Palavra que murmura nos verdes pinheiros
o recado que o mar vem escrever nas areias.
Se já em nós morreram velhos marinheiros
há uma palavra que semeia em nossas veias
um país que murmura nos verdes pinheiros.
No meu país em cada homem há uma palavra
que rasga as trevas e as prisões: palavra-chave
capaz de transformar em asa a mão que lavra.
E é inútil prenderem-na que é luz e ave
no meu país em cada homem essa palavra.
Palavra feita de montanhas praias vento.
De verde pinho e mar azul. De sol. De sal.
Não vale a pena proibirem o pensamento.
Há uma palavra clandestina em Portugal
que se escreve com todas as harpas do vento.
Manuel Alegre
Não há machado que corte
a raíz ao pensamento
não há morte para o vento
não há morte
Se ao morrer o coração
morresse a luz que lhe é querida
sem razão seria a vida
sem razão
Nada apaga a luz que vive
num amor num pensamento
porque é livre como o vento
porque é livre
Carlos de Oliveira
Epígrafe para a arte de roubar
Roubam-me Deus
Outros o diabo
Quem cantarei
Roubam-me a Pátria
e a humanidade
outros ma roubam
Quem cantarei
Sempre há quem roube
Quem eu deseje
E de mim mesmo
Todos me roubam
Quem cantarei
Quem cantarei
Roubam-me a Pátria
e a humanidade
outros ma roubam
Quem cantarei
Roubam-me a voz
quando me calo
ou o silêncio
mesmo se falo
Aqui d'El Rei.
Jorge de Sena
Não hei-de morrer sem saber
qual a cor da liberdade.
Eu não posso senão ser
desta terra em que nasci.
Embora ao mundo pertença
e sempre a verdade vença,
qual será ser livre aqui,
não hei-de morrer sem saber.
Trocaram tudo em maldade,
é quase um crime viver.
Mas, embora escondam tudo
me queiram cego e mudo,
não hei-de morrer sem saber
qual a cor da liberdade.
Jorge de Sena (1956)
GUERRA COLONIAL
“Diz, oh mar, à minha mãe,/que matar não me apraz/ no fundo quem vai à guerra/é aquele que a não faz.” Luís Cília
ABAIXO O MISTÉRIO DA POESIA
Enquanto houver um homem caído de bruços no passeio
E um sargento que lhe volta o corpo com a ponta do pé
Para ver como é,
Enquanto o sangue gorgolejar das artérias abertas
E correr pelos interstícios das pedras, pressuroso e vivo como vermelhas
minhocas
Despertas;
Enquanto as crianças de olhos lívidos e redondos como luas,
Órfãos de pais e mães,
Andarem acossados pelas ruas
Como matilhas de cães;
Enquanto as aves tiverem de interromper o seu canto
Com o coraçãozinho débil a saltar-lhes do peito fremente,
Num silêncio de espanto
Rasgado pelo grito da sereia estridente;
Enquanto o grande pássaro de fogo e alumínio
Cobrir o mundo com a sombra escaldante das suas asas
Amassando na mesma lama de extermínio
Os ossos dos homens e as traves das suas casas;
Enquanto tudo isso acontecer, e o mais que se não diz por ser verdade,
Enquanto for preciso lutar até ao desespero da agonia,
O poeta escreverá com alcatrão nos muros da cidade:
ABAIXO O MISTÉRIO DA POESIA
António Gedeão
Hora H
A Primavera cheira a laranjas.
(Há umas granadas de mão, redondas e pequenas, a que
chamam laranjas.)
O cheiro das laranjas enche a noite luarenta de mistérios.

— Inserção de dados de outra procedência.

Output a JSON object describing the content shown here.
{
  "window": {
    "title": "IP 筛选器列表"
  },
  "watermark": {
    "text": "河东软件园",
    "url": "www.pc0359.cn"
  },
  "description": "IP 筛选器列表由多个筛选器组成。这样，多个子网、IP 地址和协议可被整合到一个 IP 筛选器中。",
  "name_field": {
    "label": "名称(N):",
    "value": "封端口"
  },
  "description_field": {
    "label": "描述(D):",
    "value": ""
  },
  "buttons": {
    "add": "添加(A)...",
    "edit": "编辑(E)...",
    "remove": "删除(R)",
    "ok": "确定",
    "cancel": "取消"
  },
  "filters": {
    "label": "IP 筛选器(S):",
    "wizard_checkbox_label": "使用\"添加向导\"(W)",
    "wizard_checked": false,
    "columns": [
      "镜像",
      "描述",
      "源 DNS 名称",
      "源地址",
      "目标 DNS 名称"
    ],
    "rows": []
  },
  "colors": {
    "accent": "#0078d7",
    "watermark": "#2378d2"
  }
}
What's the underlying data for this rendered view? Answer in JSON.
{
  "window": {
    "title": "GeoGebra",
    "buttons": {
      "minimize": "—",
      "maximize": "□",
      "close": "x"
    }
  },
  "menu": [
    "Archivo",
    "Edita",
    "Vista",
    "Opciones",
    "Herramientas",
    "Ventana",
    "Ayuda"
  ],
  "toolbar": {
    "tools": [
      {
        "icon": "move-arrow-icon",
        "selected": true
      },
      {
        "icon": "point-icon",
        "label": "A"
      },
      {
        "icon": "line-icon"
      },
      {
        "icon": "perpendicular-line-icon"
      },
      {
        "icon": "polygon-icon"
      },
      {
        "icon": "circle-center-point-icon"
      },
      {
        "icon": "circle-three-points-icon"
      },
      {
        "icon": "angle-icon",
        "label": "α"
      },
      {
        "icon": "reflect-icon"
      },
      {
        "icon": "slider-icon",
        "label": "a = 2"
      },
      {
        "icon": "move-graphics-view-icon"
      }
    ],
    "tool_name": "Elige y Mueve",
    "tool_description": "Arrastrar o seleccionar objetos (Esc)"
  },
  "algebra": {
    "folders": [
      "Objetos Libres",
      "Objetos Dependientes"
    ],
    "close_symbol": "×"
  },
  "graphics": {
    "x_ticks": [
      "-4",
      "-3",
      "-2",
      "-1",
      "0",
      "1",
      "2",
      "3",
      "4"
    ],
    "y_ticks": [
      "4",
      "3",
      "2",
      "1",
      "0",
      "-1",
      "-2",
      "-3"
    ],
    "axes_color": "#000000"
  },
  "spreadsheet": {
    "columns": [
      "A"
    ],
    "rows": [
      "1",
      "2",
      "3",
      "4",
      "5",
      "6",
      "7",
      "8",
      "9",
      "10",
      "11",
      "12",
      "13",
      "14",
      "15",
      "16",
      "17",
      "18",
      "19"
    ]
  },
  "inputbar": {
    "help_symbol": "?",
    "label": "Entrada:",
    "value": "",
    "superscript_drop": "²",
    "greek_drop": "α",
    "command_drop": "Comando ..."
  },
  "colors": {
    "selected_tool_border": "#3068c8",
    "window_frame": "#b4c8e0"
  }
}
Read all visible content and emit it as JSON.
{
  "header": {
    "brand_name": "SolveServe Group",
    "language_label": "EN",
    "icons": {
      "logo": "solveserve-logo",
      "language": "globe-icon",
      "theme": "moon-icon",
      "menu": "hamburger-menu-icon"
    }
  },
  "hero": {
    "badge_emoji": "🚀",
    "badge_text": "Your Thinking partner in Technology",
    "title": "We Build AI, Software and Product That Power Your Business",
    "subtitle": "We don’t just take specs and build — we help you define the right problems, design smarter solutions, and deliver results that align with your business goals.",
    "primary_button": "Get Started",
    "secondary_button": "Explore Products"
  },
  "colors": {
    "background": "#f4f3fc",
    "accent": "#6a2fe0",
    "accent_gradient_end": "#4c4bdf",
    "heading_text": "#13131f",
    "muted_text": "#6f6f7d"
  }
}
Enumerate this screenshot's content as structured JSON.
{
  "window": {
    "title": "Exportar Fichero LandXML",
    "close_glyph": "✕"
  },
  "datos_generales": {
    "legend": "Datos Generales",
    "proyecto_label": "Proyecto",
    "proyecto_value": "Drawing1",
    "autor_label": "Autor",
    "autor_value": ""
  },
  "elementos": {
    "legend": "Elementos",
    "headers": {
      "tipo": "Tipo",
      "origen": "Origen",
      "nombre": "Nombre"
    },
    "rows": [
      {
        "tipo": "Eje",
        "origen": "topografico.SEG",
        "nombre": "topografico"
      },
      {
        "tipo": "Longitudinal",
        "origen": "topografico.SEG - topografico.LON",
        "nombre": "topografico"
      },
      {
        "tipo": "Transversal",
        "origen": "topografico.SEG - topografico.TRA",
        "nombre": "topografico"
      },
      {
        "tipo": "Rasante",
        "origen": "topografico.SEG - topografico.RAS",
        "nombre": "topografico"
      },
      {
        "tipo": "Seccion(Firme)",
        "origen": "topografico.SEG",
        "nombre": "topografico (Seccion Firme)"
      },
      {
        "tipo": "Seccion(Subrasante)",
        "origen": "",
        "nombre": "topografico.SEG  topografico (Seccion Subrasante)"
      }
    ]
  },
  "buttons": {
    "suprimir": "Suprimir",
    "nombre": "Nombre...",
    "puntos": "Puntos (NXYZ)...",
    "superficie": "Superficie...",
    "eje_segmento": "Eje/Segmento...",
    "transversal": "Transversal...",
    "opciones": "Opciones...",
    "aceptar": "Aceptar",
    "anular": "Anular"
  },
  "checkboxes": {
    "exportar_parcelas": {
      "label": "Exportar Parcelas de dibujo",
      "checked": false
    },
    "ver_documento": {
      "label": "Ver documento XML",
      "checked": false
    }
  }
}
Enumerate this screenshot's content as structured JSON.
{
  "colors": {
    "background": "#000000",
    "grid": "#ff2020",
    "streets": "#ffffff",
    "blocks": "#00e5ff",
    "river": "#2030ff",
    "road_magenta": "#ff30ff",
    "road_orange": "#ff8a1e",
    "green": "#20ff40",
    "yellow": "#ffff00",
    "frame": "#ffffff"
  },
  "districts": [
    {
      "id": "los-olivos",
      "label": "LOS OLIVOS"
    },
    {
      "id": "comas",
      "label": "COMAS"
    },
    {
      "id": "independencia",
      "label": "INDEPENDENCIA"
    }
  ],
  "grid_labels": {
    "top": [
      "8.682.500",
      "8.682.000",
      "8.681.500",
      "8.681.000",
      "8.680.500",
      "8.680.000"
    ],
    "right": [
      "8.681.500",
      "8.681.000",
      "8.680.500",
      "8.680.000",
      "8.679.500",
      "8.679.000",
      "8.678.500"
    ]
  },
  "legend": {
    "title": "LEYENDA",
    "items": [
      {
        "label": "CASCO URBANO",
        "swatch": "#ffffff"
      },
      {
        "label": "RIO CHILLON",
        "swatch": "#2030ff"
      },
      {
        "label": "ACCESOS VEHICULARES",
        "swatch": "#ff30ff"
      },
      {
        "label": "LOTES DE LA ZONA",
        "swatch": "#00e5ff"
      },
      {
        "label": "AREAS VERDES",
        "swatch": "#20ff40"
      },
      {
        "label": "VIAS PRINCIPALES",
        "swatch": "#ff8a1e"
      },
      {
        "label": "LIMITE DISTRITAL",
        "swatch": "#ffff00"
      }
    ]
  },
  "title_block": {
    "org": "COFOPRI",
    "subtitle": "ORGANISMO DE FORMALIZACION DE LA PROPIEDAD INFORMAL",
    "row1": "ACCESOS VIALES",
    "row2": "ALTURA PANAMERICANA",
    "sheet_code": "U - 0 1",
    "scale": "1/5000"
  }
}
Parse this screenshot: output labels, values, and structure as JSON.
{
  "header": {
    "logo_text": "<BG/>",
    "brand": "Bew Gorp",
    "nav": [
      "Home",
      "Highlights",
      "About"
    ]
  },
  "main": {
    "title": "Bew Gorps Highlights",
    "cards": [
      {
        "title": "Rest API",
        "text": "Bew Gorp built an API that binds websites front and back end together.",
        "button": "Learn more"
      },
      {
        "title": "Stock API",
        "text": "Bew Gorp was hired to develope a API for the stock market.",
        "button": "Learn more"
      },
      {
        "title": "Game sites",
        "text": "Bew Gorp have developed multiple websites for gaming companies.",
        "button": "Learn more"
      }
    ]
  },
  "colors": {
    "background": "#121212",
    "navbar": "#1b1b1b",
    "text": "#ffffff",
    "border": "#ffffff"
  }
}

(Dizem que as noites de luar são as melhores para
bombardeamentos aéreos.)
António Gedeão
Metralhadoras cantam
Acenderam-se as armas pela noite dentro.
Quem rebenta? Quem morre? Quem vive? Quem berra?
Há um vento de lamentos nos lamentos do vento...
Metralhadoras cantam a canção da guerra.
Cantam granadas a canção da morte.
E há uma rosa de sangue à flor da terra.
Morrer ou não morrer é uma questão de sorte.
Metralhadoras cantam a canção da guerra.
Cantam bazucas e morteiros e estilhaços...
Cantam esta canção do aço que não erra
no espaço do seu fogo o espaço entre dois braços.
Cantam metralhadoras a canção da guerra.
Há um tiro que parte. Há um corpo que tomba.
Nesta boca fechada há um morto que berra.
Quem estoira no meu peito: O coração? Uma bomba?
Metralhadoras cantam a canção da guerra.
Todo o tempo é uma batalha. Ataque. Fuga.
Fuga. Ataque. Silêncio. Um silêncio que aterra.
Que marca o rosto com seu peso ruga a ruga.
Um silêncio que canta na canção da guerra.
Mina. Emboscada. Pó. Pólvora. Sangue. Fogo!
Acerta não acerta? Erra não erra?
Perdeu todo o sentido dizer-se até logo.
Metralhadoras cantam a canção da guerra.
Cada segundo pode ser o último segundo.
Como enterrar os mortos que a memória desenterra?
Há um poço tão fundo tão fundo tão fundo.
Metralhadoras cantam a canção da guerra.
Há um soldado que grita eu não quero morrer.
E o sangue corre gota a gota sobre a terra.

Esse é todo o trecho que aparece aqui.